学校から帰ると息つく暇もなく牛の世話や牧場清掃に汗を流す。手塩にかけた分はおいしい牛乳で応えてくれる。親子初代で始めた牧場経営。
2019年7月、ファーマーズホールディングス(府中市)グループに加わった、あせひら乳業(三次市三和町)の創業は農協のパイロット事業が発端。1967年に乳牛5頭でスタートした。今年4月、長女の尚子さんに経営を託した児玉克憲会長は、
「私が中学生の頃、兄が北海道で酪農を学び、その後に現地にならって県内最大規模の36ヘクタールの牧場を整えた。77年には60頭の飼育牛舎を新設し、それまでの朝星夜星、年中休みのない労働環境から脱し、大型・機械化して作業効率を高めた。ところが、その4年後、生乳の生産調整による酪農危機に見舞われて搾乳を処分する事態に陥り、これを契機にヨーグルトの開発に乗り出した」
当時、国内のヨーグルトは脱脂粉乳やスキムミルクを使う製法が一般的だったが、全乳で作ることにこだわった。農業雑誌で知った乳製品の専門家の元に4年間通い詰め、チーズづくりを応用したヨーグルトの製法をものにし、乳酸菌数が一般的な市販品の10倍のヨーグルトの開発にこぎ着ける。92年から個人営業で製造を始め、当時は有名百貨店の産直ギフトにも採用されていたという。
近年、ヨーグルト市場は停滞気味だったが、コロナ禍を受け復調し、拡大傾向にあるものの競争は熾烈。際立った特徴や消費を刺激する訴求力がないと生き残りは厳しい。あせひらのヨーグルトは価格競争に巻き込まれない市場で一定のファン層をつかみ、一方でプリンやチーズケーキ、生キャラメルなどアイテムも増やしてきた。いずれもグループのみよし高原牧場の直送生乳を使う。昨年末からはβカゼインA2遺伝子を持った牛の牛乳販売を本格化。専用の牛乳工場も新設した。いったんは手放した牛乳市場に、牛乳が苦手という人も飲みやすいという「おなかにやさしい牛乳」で乗り込む。
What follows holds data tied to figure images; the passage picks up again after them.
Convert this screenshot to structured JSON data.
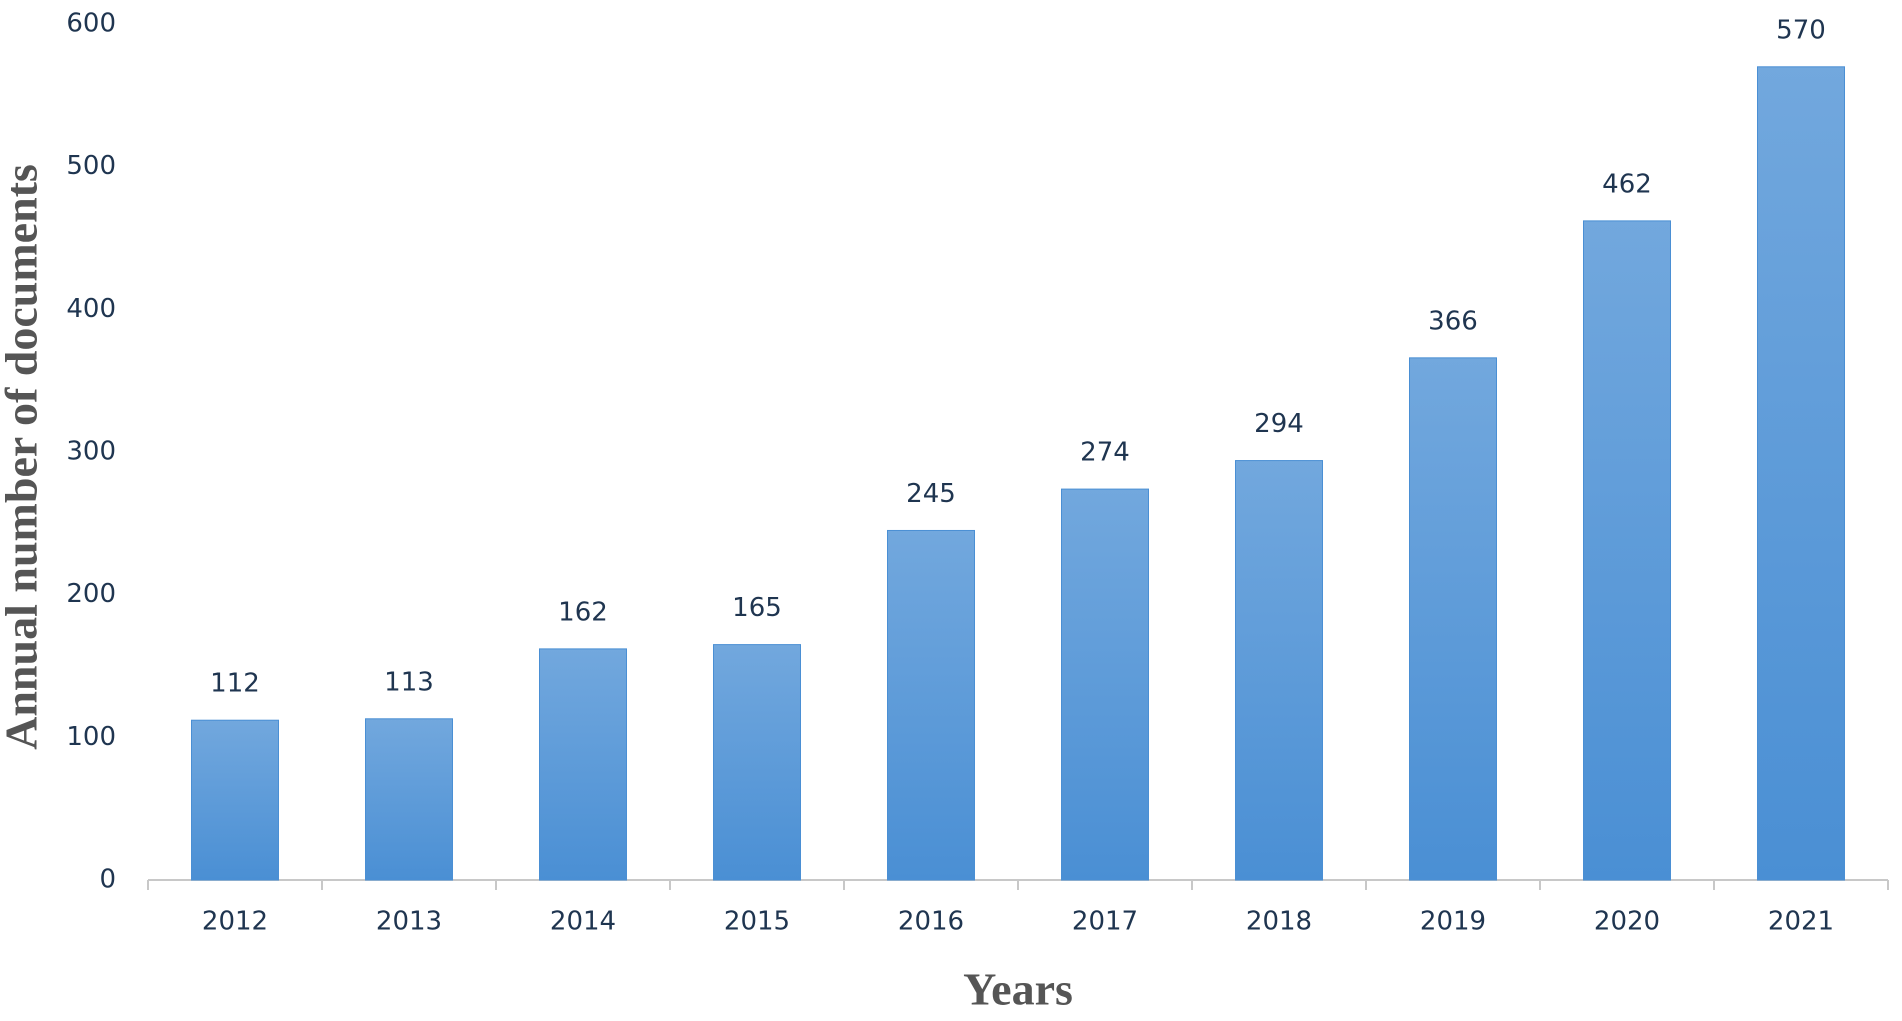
{
  "chart_data": {
    "type": "bar",
    "x_label": "Years",
    "y_label": "Annual number of documents",
    "categories": [
      "2012",
      "2013",
      "2014",
      "2015",
      "2016",
      "2017",
      "2018",
      "2019",
      "2020",
      "2021"
    ],
    "values": [
      112,
      113,
      162,
      165,
      245,
      274,
      294,
      366,
      462,
      570
    ],
    "color": "#4a8fd4",
    "ylim": [
      0,
      600
    ],
    "yticks": [
      0,
      100,
      200,
      300,
      400,
      500,
      600
    ],
    "grid": false
  }
}
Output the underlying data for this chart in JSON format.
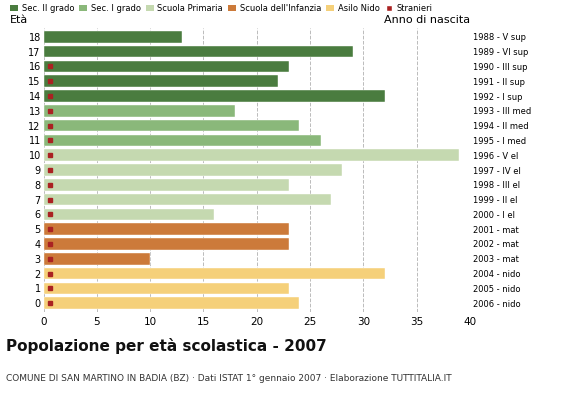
{
  "ages": [
    18,
    17,
    16,
    15,
    14,
    13,
    12,
    11,
    10,
    9,
    8,
    7,
    6,
    5,
    4,
    3,
    2,
    1,
    0
  ],
  "values": [
    13,
    29,
    23,
    22,
    32,
    18,
    24,
    26,
    39,
    28,
    23,
    27,
    16,
    23,
    23,
    10,
    32,
    23,
    24
  ],
  "stranieri": [
    0,
    0,
    1,
    1,
    1,
    1,
    1,
    1,
    1,
    1,
    1,
    1,
    1,
    1,
    1,
    1,
    1,
    1,
    1
  ],
  "right_labels": [
    "1988 - V sup",
    "1989 - VI sup",
    "1990 - III sup",
    "1991 - II sup",
    "1992 - I sup",
    "1993 - III med",
    "1994 - II med",
    "1995 - I med",
    "1996 - V el",
    "1997 - IV el",
    "1998 - III el",
    "1999 - II el",
    "2000 - I el",
    "2001 - mat",
    "2002 - mat",
    "2003 - mat",
    "2004 - nido",
    "2005 - nido",
    "2006 - nido"
  ],
  "bar_colors": [
    "#4a7c3f",
    "#4a7c3f",
    "#4a7c3f",
    "#4a7c3f",
    "#4a7c3f",
    "#8ab87a",
    "#8ab87a",
    "#8ab87a",
    "#c5d9b0",
    "#c5d9b0",
    "#c5d9b0",
    "#c5d9b0",
    "#c5d9b0",
    "#cc7a3a",
    "#cc7a3a",
    "#cc7a3a",
    "#f5d07a",
    "#f5d07a",
    "#f5d07a"
  ],
  "stranieri_color": "#aa2222",
  "bg_color": "#ffffff",
  "grid_color": "#bbbbbb",
  "title": "Popolazione per età scolastica - 2007",
  "subtitle": "COMUNE DI SAN MARTINO IN BADIA (BZ) · Dati ISTAT 1° gennaio 2007 · Elaborazione TUTTITALIA.IT",
  "legend_labels": [
    "Sec. II grado",
    "Sec. I grado",
    "Scuola Primaria",
    "Scuola dell'Infanzia",
    "Asilo Nido",
    "Stranieri"
  ],
  "legend_colors": [
    "#4a7c3f",
    "#8ab87a",
    "#c5d9b0",
    "#cc7a3a",
    "#f5d07a",
    "#aa2222"
  ],
  "xlim": [
    0,
    40
  ],
  "xticks": [
    0,
    5,
    10,
    15,
    20,
    25,
    30,
    35,
    40
  ],
  "ylabel": "Età",
  "right_ylabel": "Anno di nascita",
  "title_fontsize": 11,
  "subtitle_fontsize": 6.5,
  "bar_height": 0.78
}
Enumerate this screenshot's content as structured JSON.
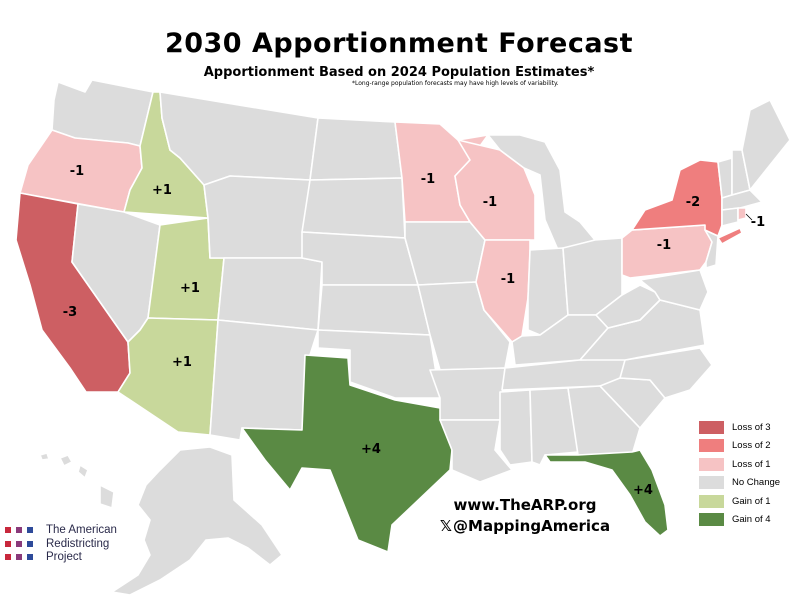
{
  "title": "2030 Apportionment Forecast",
  "subtitle": "Apportionment Based on 2024 Population Estimates*",
  "footnote": "*Long-range population forecasts may have high levels of variability.",
  "colors": {
    "no_change": "#dcdcdc",
    "loss_3": "#cd5f63",
    "loss_2": "#ef7e7e",
    "loss_1": "#f6c3c4",
    "gain_1": "#c8d89b",
    "gain_4": "#5a8a44",
    "border": "#ffffff"
  },
  "states": [
    {
      "name": "Washington",
      "change": 0
    },
    {
      "name": "Oregon",
      "change": -1,
      "label": "-1"
    },
    {
      "name": "California",
      "change": -3,
      "label": "-3"
    },
    {
      "name": "Idaho",
      "change": 1,
      "label": "+1"
    },
    {
      "name": "Nevada",
      "change": 0
    },
    {
      "name": "Utah",
      "change": 1,
      "label": "+1"
    },
    {
      "name": "Arizona",
      "change": 1,
      "label": "+1"
    },
    {
      "name": "Texas",
      "change": 4,
      "label": "+4"
    },
    {
      "name": "Minnesota",
      "change": -1,
      "label": "-1"
    },
    {
      "name": "Wisconsin",
      "change": -1,
      "label": "-1"
    },
    {
      "name": "Illinois",
      "change": -1,
      "label": "-1"
    },
    {
      "name": "New York",
      "change": -2,
      "label": "-2"
    },
    {
      "name": "Pennsylvania",
      "change": -1,
      "label": "-1"
    },
    {
      "name": "Rhode Island",
      "change": -1,
      "label": "-1"
    },
    {
      "name": "Florida",
      "change": 4,
      "label": "+4"
    }
  ],
  "legend": [
    {
      "label": "Loss of 3",
      "color": "#cd5f63"
    },
    {
      "label": "Loss of 2",
      "color": "#ef7e7e"
    },
    {
      "label": "Loss of 1",
      "color": "#f6c3c4"
    },
    {
      "label": "No Change",
      "color": "#dcdcdc"
    },
    {
      "label": "Gain of 1",
      "color": "#c8d89b"
    },
    {
      "label": "Gain of 4",
      "color": "#5a8a44"
    }
  ],
  "credits": {
    "website": "www.TheARP.org",
    "x_icon": "x-logo-icon",
    "handle": "@MappingAmerica"
  },
  "logo": {
    "line1": "The American",
    "line2": "Redistricting",
    "line3": "Project",
    "dot_colors": [
      "#c8283c",
      "#8a3a7a",
      "#2e4a9a"
    ]
  }
}
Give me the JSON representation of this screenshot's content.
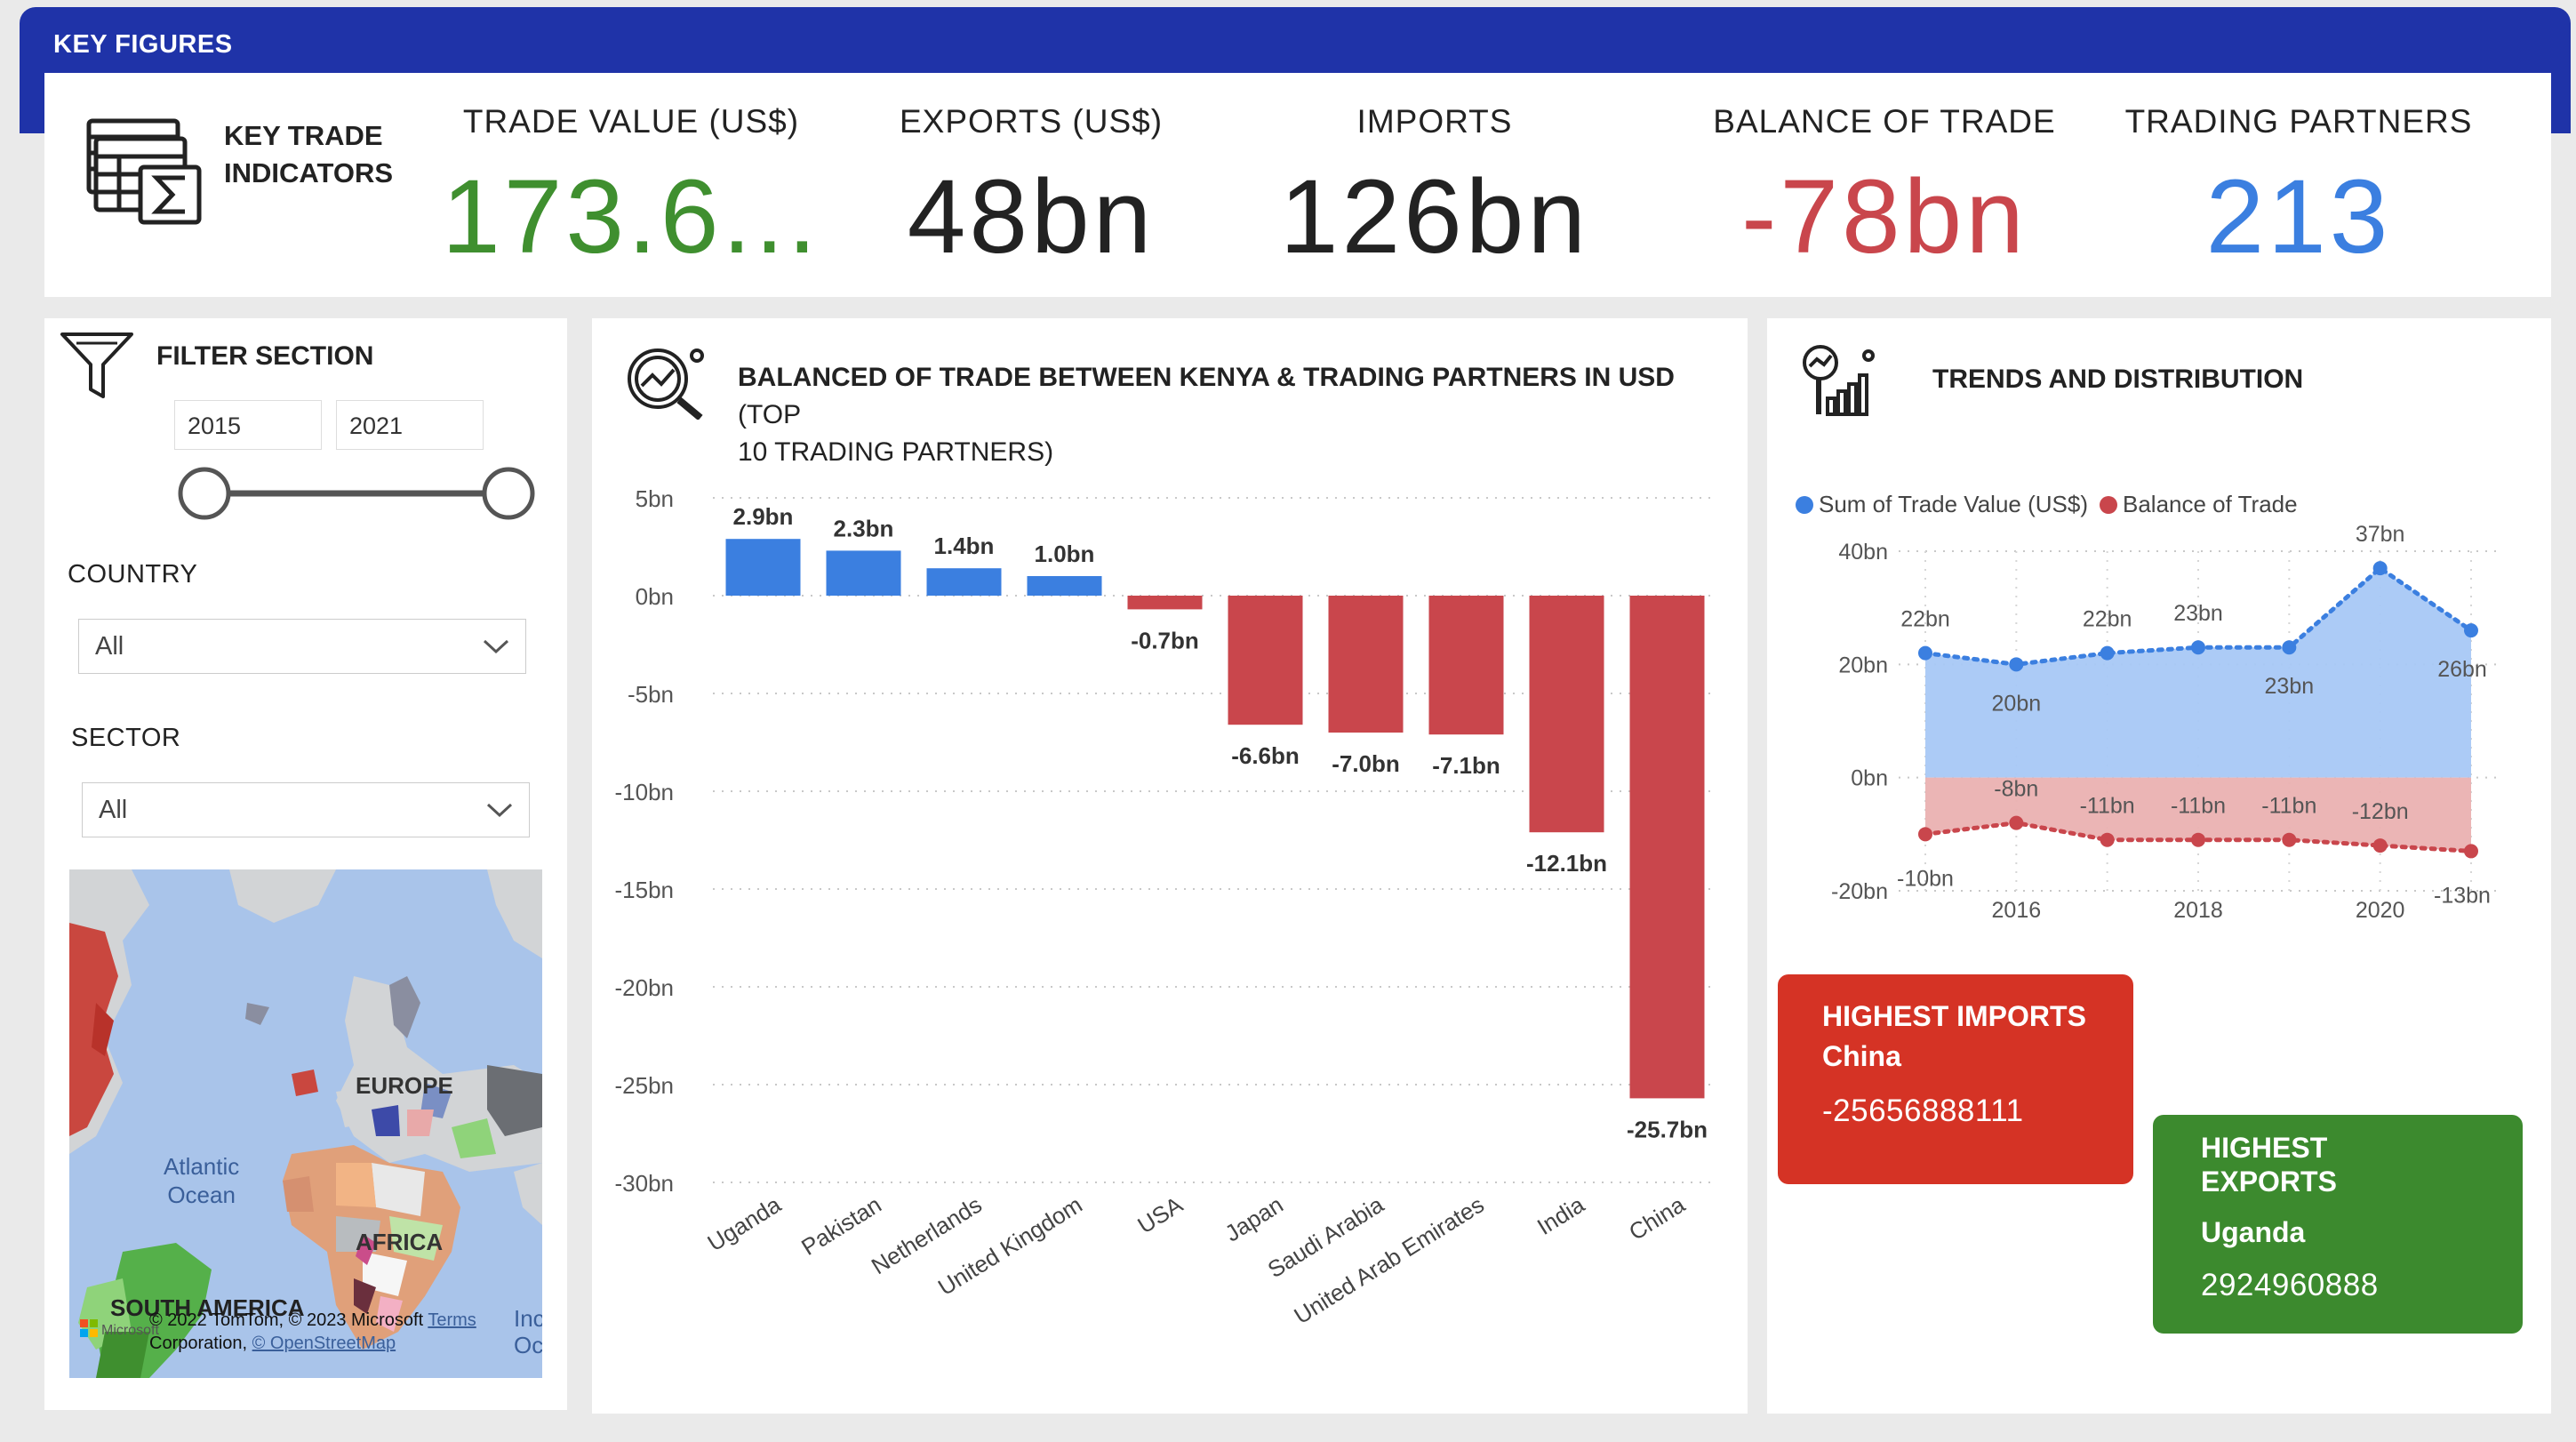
{
  "header": {
    "title": "KEY FIGURES"
  },
  "kpis": {
    "section_label": [
      "KEY TRADE",
      "INDICATORS"
    ],
    "items": [
      {
        "label": "TRADE VALUE (US$)",
        "value": "173.6...",
        "color": "#3f8f2f"
      },
      {
        "label": "EXPORTS (US$)",
        "value": "48bn",
        "color": "#222222"
      },
      {
        "label": "IMPORTS",
        "value": "126bn",
        "color": "#222222"
      },
      {
        "label": "BALANCE OF TRADE",
        "value": "-78bn",
        "color": "#c9464c"
      },
      {
        "label": "TRADING PARTNERS",
        "value": "213",
        "color": "#3b7fe0"
      }
    ]
  },
  "filter": {
    "title": "FILTER SECTION",
    "year_from": "2015",
    "year_to": "2021",
    "country_label": "COUNTRY",
    "country_value": "All",
    "sector_label": "SECTOR",
    "sector_value": "All"
  },
  "map": {
    "labels": {
      "europe": "EUROPE",
      "atlantic_1": "Atlantic",
      "atlantic_2": "Ocean",
      "africa": "AFRICA",
      "south_america": "SOUTH AMERICA",
      "indian_1": "Inc",
      "indian_2": "Oc"
    },
    "attribution": {
      "line1": "© 2022 TomTom, © 2023 Microsoft",
      "line2": "Corporation,",
      "osm": "© OpenStreetMap",
      "terms": "Terms",
      "brand": "Microsoft"
    }
  },
  "bar_chart_panel": {
    "title_bold": "BALANCED OF TRADE BETWEEN KENYA & TRADING PARTNERS IN USD",
    "title_rest_1": "(TOP",
    "title_rest_2": "10 TRADING PARTNERS)"
  },
  "trend_panel": {
    "title": "TRENDS AND DISTRIBUTION",
    "legend": [
      {
        "label": "Sum of Trade Value (US$)",
        "color": "#3b7fe0"
      },
      {
        "label": "Balance of Trade",
        "color": "#c9464c"
      }
    ]
  },
  "chart_data": [
    {
      "type": "bar",
      "categories": [
        "Uganda",
        "Pakistan",
        "Netherlands",
        "United Kingdom",
        "USA",
        "Japan",
        "Saudi Arabia",
        "United Arab Emirates",
        "India",
        "China"
      ],
      "values": [
        2.9,
        2.3,
        1.4,
        1.0,
        -0.7,
        -6.6,
        -7.0,
        -7.1,
        -12.1,
        -25.7
      ],
      "data_labels": [
        "2.9bn",
        "2.3bn",
        "1.4bn",
        "1.0bn",
        "-0.7bn",
        "-6.6bn",
        "-7.0bn",
        "-7.1bn",
        "-12.1bn",
        "-25.7bn"
      ],
      "yticks": [
        5,
        0,
        -5,
        -10,
        -15,
        -20,
        -25,
        -30
      ],
      "ytick_labels": [
        "5bn",
        "0bn",
        "-5bn",
        "-10bn",
        "-15bn",
        "-20bn",
        "-25bn",
        "-30bn"
      ],
      "ylim": [
        -30,
        5
      ],
      "positive_color": "#3b7fe0",
      "negative_color": "#c9464c",
      "grid": true
    },
    {
      "type": "area",
      "x": [
        2015,
        2016,
        2017,
        2018,
        2019,
        2020,
        2021
      ],
      "xticks": [
        2016,
        2018,
        2020
      ],
      "yticks": [
        40,
        20,
        0,
        -20
      ],
      "ytick_labels": [
        "40bn",
        "20bn",
        "0bn",
        "-20bn"
      ],
      "ylim": [
        -20,
        40
      ],
      "series": [
        {
          "name": "Sum of Trade Value (US$)",
          "values": [
            22,
            20,
            22,
            23,
            23,
            37,
            26
          ],
          "labels": [
            "22bn",
            "20bn",
            "22bn",
            "23bn",
            "23bn",
            "37bn",
            "26bn"
          ],
          "color": "#3b7fe0"
        },
        {
          "name": "Balance of Trade",
          "values": [
            -10,
            -8,
            -11,
            -11,
            -11,
            -12,
            -13
          ],
          "labels": [
            "-10bn",
            "-8bn",
            "-11bn",
            "-11bn",
            "-11bn",
            "-12bn",
            "-13bn"
          ],
          "color": "#c9464c"
        }
      ],
      "grid": true
    }
  ],
  "cards": {
    "imports": {
      "title": "HIGHEST IMPORTS",
      "name": "China",
      "value": "-25656888111",
      "color": "#d53325"
    },
    "exports": {
      "title_1": "HIGHEST",
      "title_2": "EXPORTS",
      "name": "Uganda",
      "value": "2924960888",
      "color": "#3c8a2e"
    }
  }
}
グループ入りしたファーマーズホールディングスは県内外に5直営農場と、2・3次産業を担うグループ4社で切磋琢磨しながら生産〜販売一貫体制の農畜産業を展開。IoT技術を駆使し、牛の状態管理や環境コントロール、飼育の最適化など新しい酪農業のモデル構築を目指す。県内の牧場農家は現在103場。うち庄原・三次地域が43を占め、三和はかつて35あったが4場に。大規模化によって飼育頭数は増えた。グループ化による経営手法の転換により、あせひらは夢が描ける職場に変貌した。
尚子社長は、ヨーグルトづくりに情熱を傾けた父親のこだわりを受け継ぐ。
「実は継ぐことに一抹の不安があり諦めかけていた。しかし人手に渡す気にはなれなかった。グループ入りで不安が解消され、決断できた。親子だからけんかもある。しかし会長の思いを一番理解している私がその志を守る」
生キャラメルの製造は一人で週1回だったが、今は8人で毎日つくる。M&A(企業の合併・買収)が大きな転機になり、活路を開いた。あせひらの認知度を高め、ブランドを定着させる。尚子社長の新たな挑戦がスタートした。